According to the “seed and soil” hypothesis, the organ distribution of metastases produced by different human neoplasms is not due to chance but, rather, certain tumor cells (the “seed”) that have a specific affinity for the milieu of certain organs (the “soil”). Metastases result only when the seed and soil are compatible.57 Therefore, a potential explanation for the scarcity of choroid plexus metastasis may be the inhospitable “soil” of the choroid plexus.
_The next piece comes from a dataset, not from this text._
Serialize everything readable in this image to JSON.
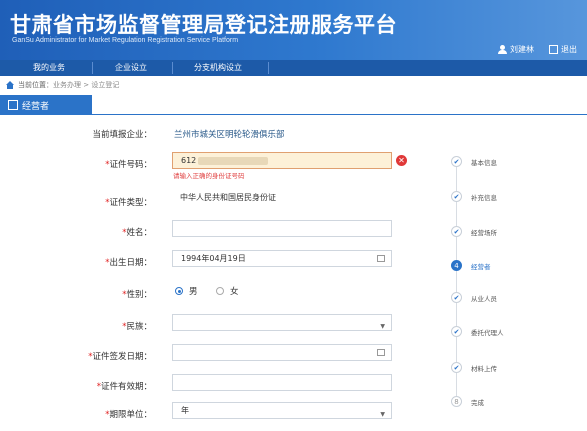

In fact, the choroid plexus has features that are different from the rest of the brain microvasculature (it readily accumulates immune complexes targeted by anti-basement membrane antibodies, it has a tendency to accumulate amyloid, and it has a collagenous stroma) and may prevent tumor cell implantation.58 Moreover, the high blood flow may block the metastatic process, opposing the blood-borne tumor cells’ extravasation and the seeding of the plexus stroma.20 Finally, the lack of specific tumor-cell receptors in the choroid plexus microenvironment may be a third potential inhospitable factor.20,59 Thus, biologic factors could play a major role in determining the occurrence of intraventricular metastases, as suggested by the low rate of metastases from lung cancer (the most common systemic tumor) compared with the high rate of metastases from renal and gastrointestinal primaries.2,20

Conclusion

In the presented cases, neuroendoscopy allowed for the targeted removal of strategic intraventricular lesions via a minimally invasive approach, permitting the acquisition of a histological diagnosis and the control of intracranial hypertension by treating the associated hydrocephalus. Neuroendoscopy has also enabled us to identify the subependymal spread of a tumor below the threshold of detection by MRI. Moreover, it has enabled us to define the tumor’s characteristics and arrangement, and to speculate about the mechanisms underlying the tumor’s diffusion route and its prognostic significance. Thanks to the neuroendoscopic approach, we acquired important data that might play a leading role in defining optimally tailored management protocols for GBM and brain metastases.